カトリックとは違い、正教のクリスマスはお正月前ではなく、お正月後、1月6日から7日にかけての夜に祝われるのだ。そして、ロシア人はこうした祝日の一部を、旅行に行ったり、家族や友人と宴席を囲んだりするだけではなく、当然、ただテレビを見て過ごしたりもする。

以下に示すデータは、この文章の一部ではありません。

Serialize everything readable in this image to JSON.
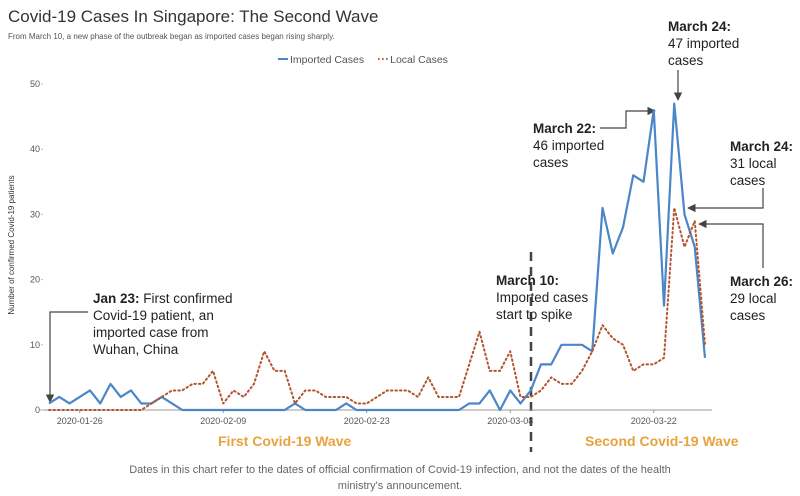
{
  "chart_data": {
    "type": "line",
    "title": "Covid-19 Cases In Singapore: The Second Wave",
    "subtitle": "From March 10, a new phase of the outbreak began as imported cases began rising sharply.",
    "y_label": "Number of confirmed Covid-19 patients",
    "x": [
      "2020-01-23",
      "2020-01-24",
      "2020-01-25",
      "2020-01-26",
      "2020-01-27",
      "2020-01-28",
      "2020-01-29",
      "2020-01-30",
      "2020-01-31",
      "2020-02-01",
      "2020-02-02",
      "2020-02-03",
      "2020-02-04",
      "2020-02-05",
      "2020-02-06",
      "2020-02-07",
      "2020-02-08",
      "2020-02-09",
      "2020-02-10",
      "2020-02-11",
      "2020-02-12",
      "2020-02-13",
      "2020-02-14",
      "2020-02-15",
      "2020-02-16",
      "2020-02-17",
      "2020-02-18",
      "2020-02-19",
      "2020-02-20",
      "2020-02-21",
      "2020-02-22",
      "2020-02-23",
      "2020-02-24",
      "2020-02-25",
      "2020-02-26",
      "2020-02-27",
      "2020-02-28",
      "2020-02-29",
      "2020-03-01",
      "2020-03-02",
      "2020-03-03",
      "2020-03-04",
      "2020-03-05",
      "2020-03-06",
      "2020-03-07",
      "2020-03-08",
      "2020-03-09",
      "2020-03-10",
      "2020-03-11",
      "2020-03-12",
      "2020-03-13",
      "2020-03-14",
      "2020-03-15",
      "2020-03-16",
      "2020-03-17",
      "2020-03-18",
      "2020-03-19",
      "2020-03-20",
      "2020-03-21",
      "2020-03-22",
      "2020-03-23",
      "2020-03-24",
      "2020-03-25",
      "2020-03-26",
      "2020-03-27"
    ],
    "xticks": [
      "2020-01-26",
      "2020-02-09",
      "2020-02-23",
      "2020-03-08",
      "2020-03-22"
    ],
    "series": [
      {
        "name": "Imported Cases",
        "color": "#4a86c8",
        "dash": false,
        "values": [
          1,
          2,
          1,
          2,
          3,
          1,
          4,
          2,
          3,
          1,
          1,
          2,
          1,
          0,
          0,
          0,
          0,
          0,
          0,
          0,
          0,
          0,
          0,
          0,
          1,
          0,
          0,
          0,
          0,
          1,
          0,
          0,
          0,
          0,
          0,
          0,
          0,
          0,
          0,
          0,
          0,
          1,
          1,
          3,
          0,
          3,
          1,
          3,
          7,
          7,
          10,
          10,
          10,
          9,
          31,
          24,
          28,
          36,
          35,
          46,
          16,
          47,
          30,
          25,
          8
        ]
      },
      {
        "name": "Local Cases",
        "color": "#b5532f",
        "dash": true,
        "values": [
          0,
          0,
          0,
          0,
          0,
          0,
          0,
          0,
          0,
          0,
          1,
          2,
          3,
          3,
          4,
          4,
          6,
          1,
          3,
          2,
          4,
          9,
          6,
          6,
          1,
          3,
          3,
          2,
          2,
          2,
          1,
          1,
          2,
          3,
          3,
          3,
          2,
          5,
          2,
          2,
          2,
          7,
          12,
          6,
          6,
          9,
          2,
          2,
          3,
          5,
          4,
          4,
          6,
          9,
          13,
          11,
          10,
          6,
          7,
          7,
          8,
          31,
          25,
          29,
          10
        ]
      }
    ],
    "ylim": [
      0,
      50
    ],
    "yticks": [
      0,
      10,
      20,
      30,
      40,
      50
    ],
    "grid": false,
    "annotations": [
      {
        "title": "Jan 23:",
        "text": "First confirmed Covid-19 patient, an imported case from Wuhan, China"
      },
      {
        "title": "March 10:",
        "text": "Imported cases start to spike"
      },
      {
        "title": "March 22:",
        "text": "46 imported cases"
      },
      {
        "title": "March 24:",
        "text": "47 imported cases"
      },
      {
        "title": "March 24:",
        "text": "31 local cases"
      },
      {
        "title": "March 26:",
        "text": "29 local cases"
      }
    ],
    "waves": [
      "First Covid-19 Wave",
      "Second Covid-19 Wave"
    ],
    "footnote": "Dates in this chart refer to the dates of official confirmation of Covid-19 infection, and not the dates of the health ministry's announcement."
  }
}
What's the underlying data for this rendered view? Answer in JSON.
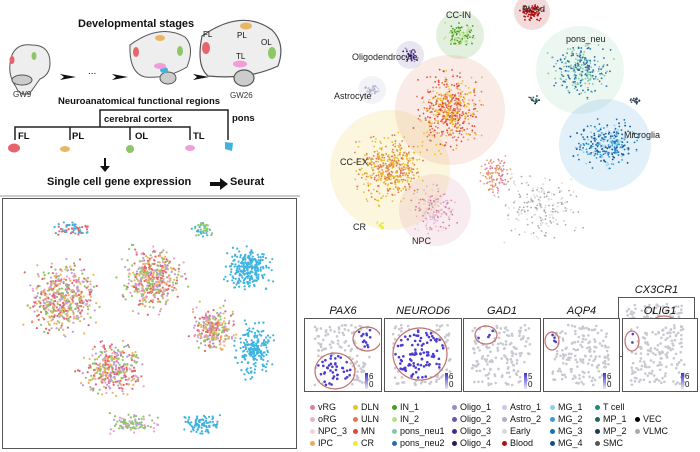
{
  "schematic": {
    "title_stages": "Developmental stages",
    "gw_start": "GW9",
    "gw_end": "GW26",
    "brain_labels": [
      "FL",
      "PL",
      "OL",
      "TL"
    ],
    "ellipsis": "...",
    "title_regions": "Neuroanatomical functional regions",
    "cerebral_cortex": "cerebral cortex",
    "pons": "pons",
    "regions": [
      {
        "label": "FL",
        "color": "#e8646c"
      },
      {
        "label": "PL",
        "color": "#e8b766"
      },
      {
        "label": "OL",
        "color": "#8cc665"
      },
      {
        "label": "TL",
        "color": "#ee9fd8"
      },
      {
        "label": "pons",
        "color": "#3fb3e0"
      }
    ],
    "pipeline_step": "Single cell gene expression",
    "pipeline_tool": "Seurat"
  },
  "tsne_clusters": [
    "CC-IN",
    "Blood",
    "pons_neu",
    "Oligodendrocyte",
    "Astrocyte",
    "Microglia",
    "CC-EX",
    "CR",
    "NPC"
  ],
  "feature_plots": [
    {
      "gene": "CX3CR1",
      "max": "6",
      "min": "0"
    },
    {
      "gene": "PAX6",
      "max": "6",
      "min": "0"
    },
    {
      "gene": "NEUROD6",
      "max": "6",
      "min": "0"
    },
    {
      "gene": "GAD1",
      "max": "5",
      "min": "0"
    },
    {
      "gene": "AQP4",
      "max": "6",
      "min": "0"
    },
    {
      "gene": "OLIG1",
      "max": "6",
      "min": "0"
    }
  ],
  "legend": [
    {
      "label": "vRG",
      "color": "#d9809f"
    },
    {
      "label": "oRG",
      "color": "#e0b8cb"
    },
    {
      "label": "NPC_3",
      "color": "#f0d3de"
    },
    {
      "label": "IPC",
      "color": "#e8a86a"
    },
    {
      "label": "DLN",
      "color": "#e8c02a"
    },
    {
      "label": "ULN",
      "color": "#e0785a"
    },
    {
      "label": "MN",
      "color": "#e0463a"
    },
    {
      "label": "CR",
      "color": "#e6ee3a"
    },
    {
      "label": "IN_1",
      "color": "#4a9a2a"
    },
    {
      "label": "IN_2",
      "color": "#b8e08a"
    },
    {
      "label": "pons_neu1",
      "color": "#82c8a8"
    },
    {
      "label": "pons_neu2",
      "color": "#2a70a8"
    },
    {
      "label": "Oligo_1",
      "color": "#9a88c8"
    },
    {
      "label": "Oligo_2",
      "color": "#6a58a8"
    },
    {
      "label": "Oligo_3",
      "color": "#4a2a88"
    },
    {
      "label": "Oligo_4",
      "color": "#2a1a58"
    },
    {
      "label": "Astro_1",
      "color": "#c8c8e8"
    },
    {
      "label": "Astro_2",
      "color": "#b0aec8"
    },
    {
      "label": "Early",
      "color": "#d8d8d8"
    },
    {
      "label": "Blood",
      "color": "#b01010"
    },
    {
      "label": "MG_1",
      "color": "#88d0e8"
    },
    {
      "label": "MG_2",
      "color": "#3a98d8"
    },
    {
      "label": "MG_3",
      "color": "#1a70b0"
    },
    {
      "label": "MG_4",
      "color": "#1a4a88"
    },
    {
      "label": "T cell",
      "color": "#1a8a7a"
    },
    {
      "label": "MP_1",
      "color": "#1a6a5a"
    },
    {
      "label": "MP_2",
      "color": "#1a3a5a"
    },
    {
      "label": "SMC",
      "color": "#555555"
    },
    {
      "label": "VEC",
      "color": "#000000"
    },
    {
      "label": "VLMC",
      "color": "#aaaaaa"
    }
  ]
}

そもそも、音楽はすべてのお正月映画になくてはならないものである。この分野のロシアの古典といえば、間違いなく「カーニバルの夜」である。この映画が当時のソビエトで封切り上映されたのは1956年のこと。それから永遠のようなときが流れたように思われる。しかし、この作品は今も変わらず驚くほどに新鮮で、お正月らしいお祝いの雰囲気を作り出している。この映画ではじめて銀幕に輝いたのが驚くべき才能を湛えた女優、リュドミーラ・グルチェンコだ。これが彼女のデビュー作である。後に彼女は芝居の才能を花開かせたが、大多数の観客を魅了したのは彼女の類い稀なる音楽性だった。リュドミーラ・グルチェンコのこの才能はこの映画でいかんなく発揮された。ストーリーとしては、主人公である若い女性が新年のお祝いを本格的な楽しいカーニバルにすべく、官僚主義的な上司と戦い、奮闘するというもの。そして、彼女はそれを鮮やかにやってのける!人々はもともと計画されていた退屈なイベントの代わりに、ジョークを飛ばし、ダンスを踊り、歌を歌って、私たちが普段考えるような祝日を祝うのである。『カーニバルの夜』で使われた『五分』という曲は大ヒットし、今やこの曲のないお正月コンサートなど想像もできないほどだ。
21世紀に入ってからのお正月映画で、ロシアのヒット作品となったものは何だろうか?おそらく、過去5年では、もっともお正月らしいタイトルの映画『モミの木』だろう。お正月という幻想的な祝日にはモミの木が欠かせない。だから、そのまわりで主人公たちがさまざまなお正月の物語を繰り広げるのもうなずける。毎年、新たな物語が生まれており、このお正月には第5弾「モミの木5」が封切りになる。そして、映画館はお正月という素敵な祝日の魔法に触れたいと願い続ける観客でいっぱいになること間違いなしだ。